Superposition describes how all of the waveforms that are generated separately get combined into one. But once combined, they don't necessarily need to be separated again. A record, for example, can have a single groove and a single pickup that is a single piece of metal vibrating like the bones in your ear.
 
  • #29
DaveC426913 said:
wax
Wax was in there?
 
  • #30
sophiecentaur said:
Wax was in there?
I was correcting what I think was a typo:

sophiecentaur said:
The joints between the ossicles can get gummed up and restrict your HF reception. (And. of course, there is the dreaded was in the outer ear.)
 
  • #31
DaveC426913 said:
I was correcting what I think was a typo:
I know.
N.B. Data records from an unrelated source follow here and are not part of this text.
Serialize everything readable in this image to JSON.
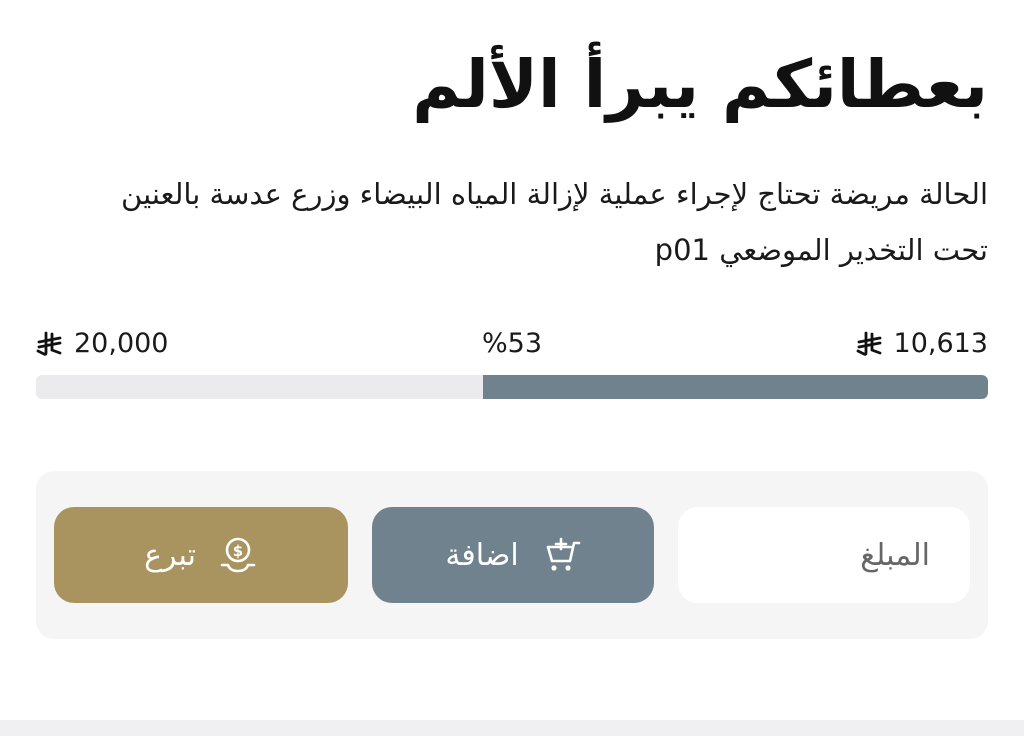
{
  "campaign": {
    "title": "بعطائكم يبرأ الألم",
    "description": "الحالة مريضة تحتاج لإجراء عملية لإزالة المياه البيضاء وزرع عدسة بالعنين تحت التخدير الموضعي p01"
  },
  "progress": {
    "goal": "20,000",
    "raised": "10,613",
    "percent_label": "%53",
    "fraction": 0.53,
    "currency_icon": "riyal-icon",
    "fill_color": "#71828f",
    "track_color": "#ebebee"
  },
  "actions": {
    "amount_placeholder": "المبلغ",
    "add_label": "اضافة",
    "add_icon": "cart-plus-icon",
    "add_color": "#71828f",
    "donate_label": "تبرع",
    "donate_icon": "donate-coin-hand-icon",
    "donate_color": "#a99460"
  }
}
I wax hoping it wax a joke. :biggrin:
 
  • #32

1. What is sound and how is it created?

Sound is a form of energy that is created by vibrations. These vibrations can be caused by an object moving back and forth, such as a guitar string, or by air molecules vibrating, such as in the case of human vocal cords.

2. How does sound travel?

Sound travels through a medium, such as air, water, or solids. When an object vibrates, it creates waves in the medium which travel outward in all directions. These waves carry the energy of the sound and can be detected by our ears.

3. What is the difference between pitch and volume?
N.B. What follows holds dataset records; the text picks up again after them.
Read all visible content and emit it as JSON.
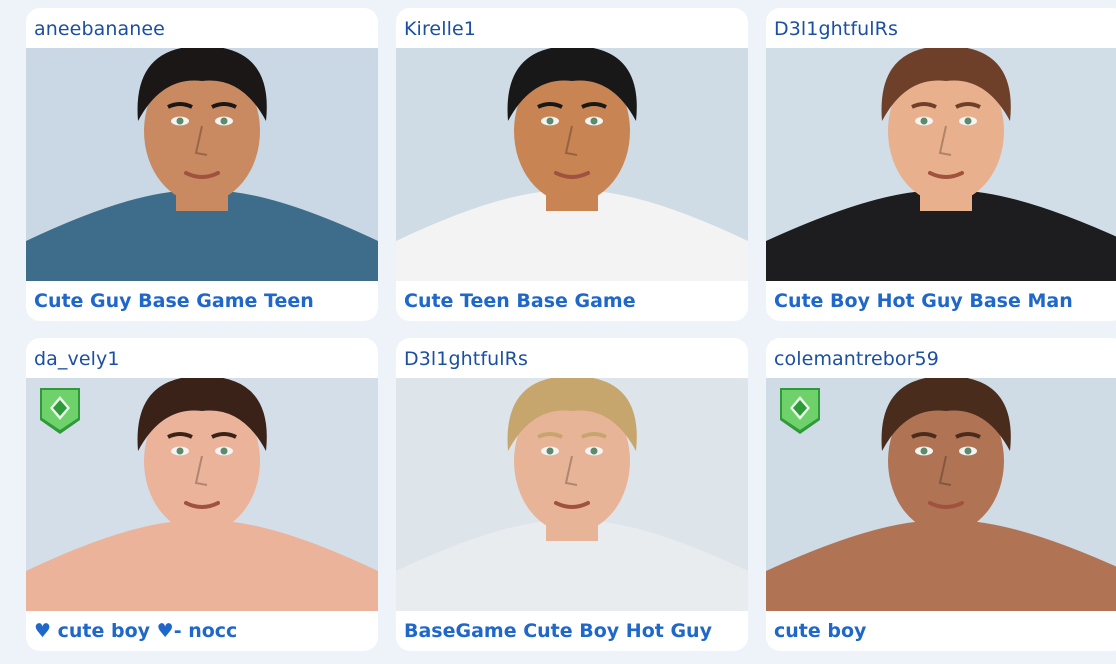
{
  "cards": [
    {
      "creator": "aneebananee",
      "title": "Cute Guy Base Game Teen",
      "badge": false,
      "colors": {
        "bg": "#c9d8e4",
        "skin": "#c98a62",
        "hair": "#1a1716",
        "top": "#3d6d8a"
      }
    },
    {
      "creator": "Kirelle1",
      "title": "Cute Teen Base Game",
      "badge": false,
      "colors": {
        "bg": "#cfdbe5",
        "skin": "#c98454",
        "hair": "#191818",
        "top": "#f3f3f3"
      }
    },
    {
      "creator": "D3l1ghtfulRs",
      "title": "Cute Boy Hot Guy Base Man",
      "badge": false,
      "colors": {
        "bg": "#d1dde7",
        "skin": "#e8b08c",
        "hair": "#6e4029",
        "top": "#1d1d1f"
      }
    },
    {
      "creator": "da_vely1",
      "title": "♥ cute boy ♥- nocc",
      "badge": true,
      "colors": {
        "bg": "#d3dee8",
        "skin": "#eab39a",
        "hair": "#3a2218",
        "top": "#eab39a"
      }
    },
    {
      "creator": "D3l1ghtfulRs",
      "title": "BaseGame Cute Boy Hot Guy",
      "badge": false,
      "colors": {
        "bg": "#dde4ea",
        "skin": "#e8b497",
        "hair": "#c7a66d",
        "top": "#e9ecef"
      }
    },
    {
      "creator": "colemantrebor59",
      "title": "cute boy",
      "badge": true,
      "colors": {
        "bg": "#cfdbe5",
        "skin": "#b07455",
        "hair": "#4a2c1c",
        "top": "#b07455"
      }
    }
  ],
  "badge_colors": {
    "light": "#6fd16a",
    "dark": "#2f9a3a"
  }
}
Pitch is a measure of how high or low a sound is, and is determined by the frequency of the sound waves. Higher frequency waves create higher pitched sounds, while lower frequency waves create lower pitched sounds. Volume, on the other hand, is a measure of the loudness of a sound and is determined by the amplitude of the sound waves. Larger amplitude waves create louder sounds, while smaller amplitude waves create softer sounds.

4. How do we hear and perceive sound?

When sound waves reach our ears, they cause our eardrums to vibrate. These vibrations are then transmitted to the inner ear, where they are converted into electrical signals that are sent to the brain. The brain then interprets these signals as sound, allowing us to hear and perceive the world around us.

5. How is sound used in everyday life?

Sound has many practical applications in our daily lives. It allows us to communicate with one another through speech and music, and also helps us to detect potential dangers, such as approaching vehicles or alarms. Sound is also used in various technologies, such as sonar and ultrasound, for navigation and medical imaging purposes.